Fast den ganzen Weg über hatte es geschneit, sodass wir kaum voran kamen, aber irgendwann hatte unser altes Auto es doch noch geschafft. Das letzte Stück fuhren wir über einen schmalen Weg in den verschneiten Wald hinein.
Und da war es! Genau wie von Herrn Kleinschmidt im Plan aufgezeichnet. Das Jägerhäuschen! Die Autoreifen versanken im hohen Schnee und wir mussten Otto, so nannten wir den alten Opel, den Rest des Weges schieben.
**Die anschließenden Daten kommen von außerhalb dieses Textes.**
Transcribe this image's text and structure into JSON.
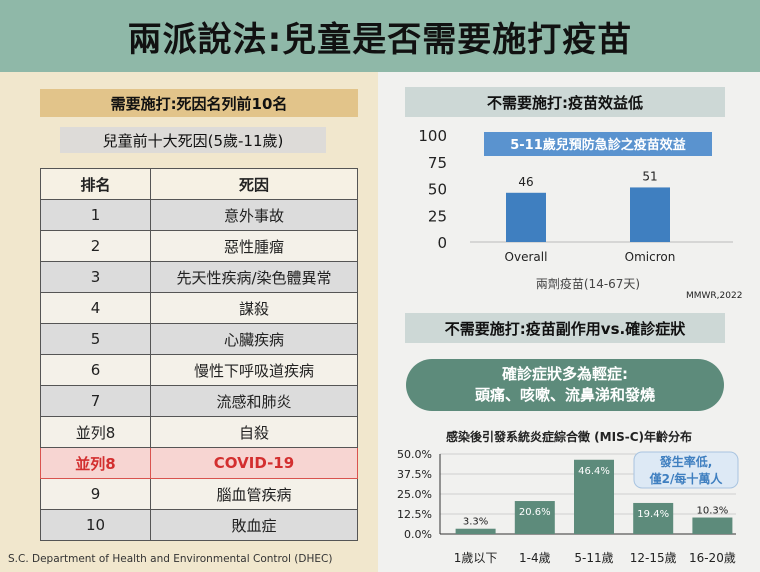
{
  "title": "兩派說法:兒童是否需要施打疫苗",
  "left": {
    "header": "需要施打:死因名列前10名",
    "subheader": "兒童前十大死因(5歲-11歲)",
    "table": {
      "columns": [
        "排名",
        "死因"
      ],
      "rows": [
        {
          "rank": "1",
          "cause": "意外事故"
        },
        {
          "rank": "2",
          "cause": "惡性腫瘤"
        },
        {
          "rank": "3",
          "cause": "先天性疾病/染色體異常"
        },
        {
          "rank": "4",
          "cause": "謀殺"
        },
        {
          "rank": "5",
          "cause": "心臟疾病"
        },
        {
          "rank": "6",
          "cause": "慢性下呼吸道疾病"
        },
        {
          "rank": "7",
          "cause": "流感和肺炎"
        },
        {
          "rank": "並列8",
          "cause": "自殺"
        },
        {
          "rank": "並列8",
          "cause": "COVID-19"
        },
        {
          "rank": "9",
          "cause": "腦血管疾病"
        },
        {
          "rank": "10",
          "cause": "敗血症"
        }
      ],
      "highlight_row": "COVID-19",
      "highlight_color": "#d32f2f"
    },
    "source": "S.C. Department of Health and Environmental Control (DHEC)"
  },
  "right": {
    "header1": "不需要施打:疫苗效益低",
    "header2": "不需要施打:疫苗副作用vs.確診症狀",
    "bubble_line1": "確診症狀多為輕症:",
    "bubble_line2": "頭痛、咳嗽、流鼻涕和發燒",
    "hist_title": "感染後引發系統炎症綜合徵 (MIS-C)年齡分布",
    "mmwr": "MMWR,2022",
    "note_line1": "發生率低,",
    "note_line2": "僅2/每十萬人"
  },
  "chart_data": [
    {
      "type": "bar",
      "title": "5-11歲兒預防急診之疫苗效益",
      "categories": [
        "Overall",
        "Omicron"
      ],
      "values": [
        46,
        51
      ],
      "xlabel": "兩劑疫苗(14-67天)",
      "ylabel": "",
      "yticks": [
        "0",
        "25",
        "50",
        "75",
        "100"
      ],
      "ylim": [
        0,
        100
      ],
      "grid": false,
      "bar_color": "#3f7fc0",
      "title_bg": "#5a93cf"
    },
    {
      "type": "bar",
      "title": "",
      "categories": [
        "1歲以下",
        "1-4歲",
        "5-11歲",
        "12-15歲",
        "16-20歲"
      ],
      "values": [
        3.3,
        20.6,
        46.4,
        19.4,
        10.3
      ],
      "value_labels": [
        "3.3%",
        "20.6%",
        "46.4%",
        "19.4%",
        "10.3%"
      ],
      "yticks": [
        "0.0%",
        "12.5%",
        "25.0%",
        "37.5%",
        "50.0%"
      ],
      "ylim": [
        0,
        50
      ],
      "grid": true,
      "bar_color": "#5d8b7b"
    }
  ]
}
Das machte uns jedoch nichts aus, denn wir freuten uns auf unser Urlaubshaus, dessen Spitzdach hoch mit Schnee bedeckt war. Es sah aus wie ein Lebkuchenhaus mit Pulverzucker, umsäumt von riesigen Tannen, deren Äste mit dicker klebriger Zuckerwatte umhüllt waren.
Als wir ausstiegen, schlug uns die kalte, würzige Tannenwaldluft entgegen. Es war bitterkalt und wir waren durchgefroren. Wir sehnten das prasselnde Feuer im Kamin herbei, doch zuvor musste Otto erst einmal ausgeladen werden.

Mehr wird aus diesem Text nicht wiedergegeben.